Crédit photo : Richard Poissant

Samedi dernier s’est déroulé au Café Campus le show mensuel de la troupe Blue Light Burlesque, dirigée par Mlle Oui Oui Encore, intitulé pour l’occasion « Dans une Galasexy près de chez vous ». Sous le thème des galaxies, les différentes saynètes se voulaient éclectiques dans le but de présenter les rites de différents mondes perdus dans l’espace.

Mêlant les « jeunes vierges », les finissantes du cours de Mlle Oui Oui Encore, et les professionnelles du milieu, la revue de ce mois-ci n’était pas d’un niveau égal. Néanmoins, il est si courageux pour ces femmes de toute morphologie et de tout âge de se déshabiller devant une salle comble, qu’on leur pardonne leur manque d’expérience, et puis il faut bien commencer un jour!
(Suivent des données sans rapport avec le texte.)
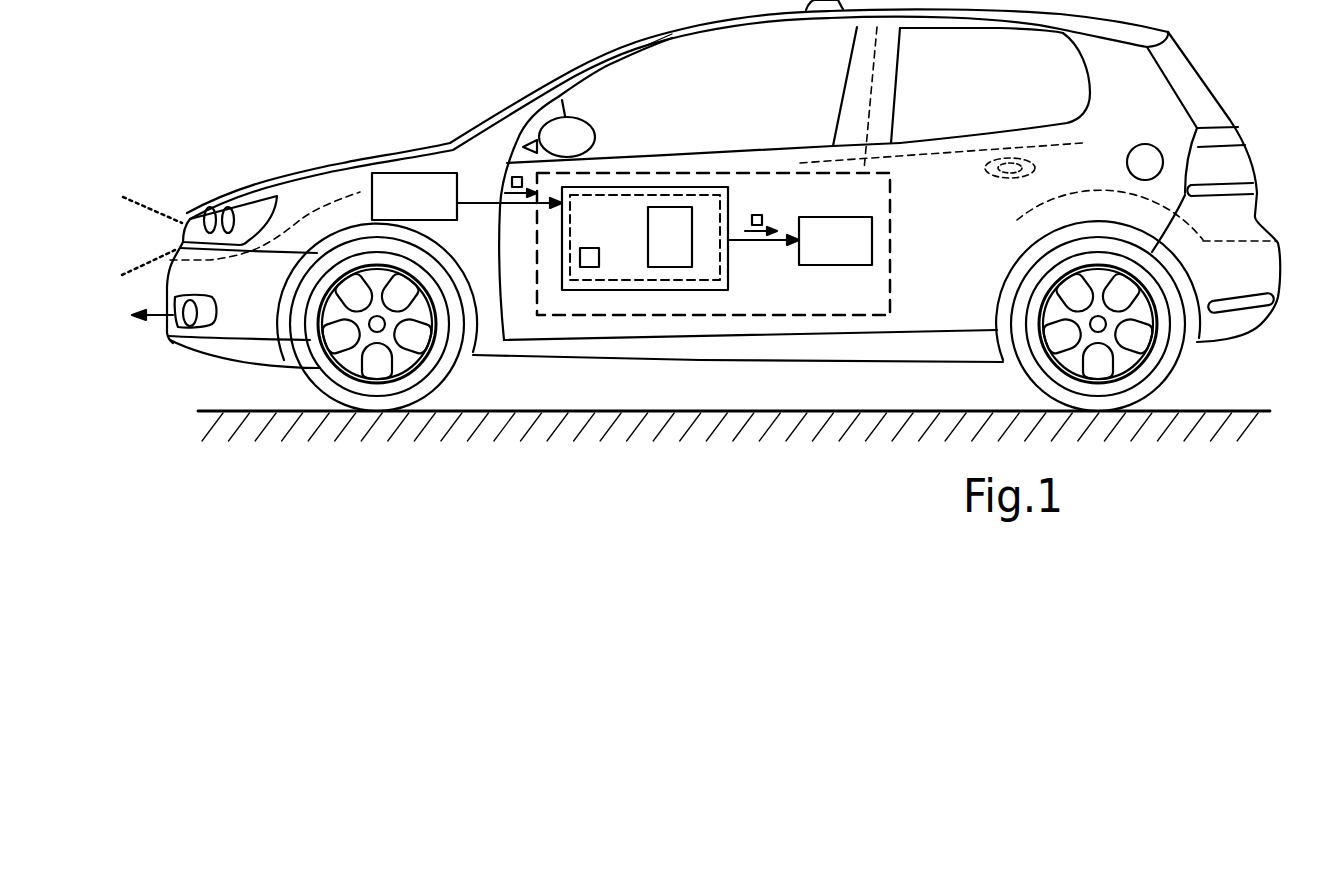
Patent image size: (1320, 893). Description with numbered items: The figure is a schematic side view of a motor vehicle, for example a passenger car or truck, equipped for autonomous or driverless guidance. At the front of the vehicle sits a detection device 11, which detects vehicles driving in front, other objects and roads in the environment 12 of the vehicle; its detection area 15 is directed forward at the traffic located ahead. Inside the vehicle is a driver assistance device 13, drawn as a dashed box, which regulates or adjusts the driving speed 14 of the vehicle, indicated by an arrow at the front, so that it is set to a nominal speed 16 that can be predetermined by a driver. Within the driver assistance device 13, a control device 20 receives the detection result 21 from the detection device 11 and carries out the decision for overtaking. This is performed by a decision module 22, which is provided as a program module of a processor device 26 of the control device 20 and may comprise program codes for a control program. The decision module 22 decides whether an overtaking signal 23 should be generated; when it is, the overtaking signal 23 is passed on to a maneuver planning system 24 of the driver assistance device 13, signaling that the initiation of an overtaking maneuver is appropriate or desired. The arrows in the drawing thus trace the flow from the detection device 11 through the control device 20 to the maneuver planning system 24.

Le maître de cérémonie, un scientifique fou, ouvre le bal avec beaucoup d’humour. Son rôle est essentiel, il donne le ton, permet de garder l’attention et nous émoustille avec son accent anglais tout à fait charmant. Chaque danseuse, au nom des plus savoureux tel que Mina Minou, Lili Lollipop, Cherry Coquette ou bien encore Trixie Cups, nous ont envoyé de la paillette au visage, des regards aguicheurs remplis de malice où l’on a pu ressentir le girl power qui les habite. Mélangeant chant et effeuillage, Cherry Coquette se moque du statut de la femme en nous emmenant du côté diabolique du sexe féminin. À bas la petite fille naïve et élégante, she « wants to be evil », she « wants to be bad and dirty ». Nous avons fait la rencontre d’une cuisinière cochonne, d’une figure de Star Trek un brin dominatrice, d’une Innue en sous-vêtements de fourrure, d’une femme de l’espace portant un habit de lumière venue d’une étoile lointaine ou bien encore de Zafirah, la danseuse du ventre aux entrailles flexibles qui nous entraîne dans un tourbillon empli de sensualité. L’homme a aussi eu droit à son quart d’heure de gloire, tantôt en macho des années 50, tantôt en travesti sous le nom de French Kiss dans un doublé de charleston avec Miss Rouge à Lèvres. Ce numéro désacralise le trop sexy pour s’en aller vers la farce et un comique de genre que l’on ne soupçonne pas.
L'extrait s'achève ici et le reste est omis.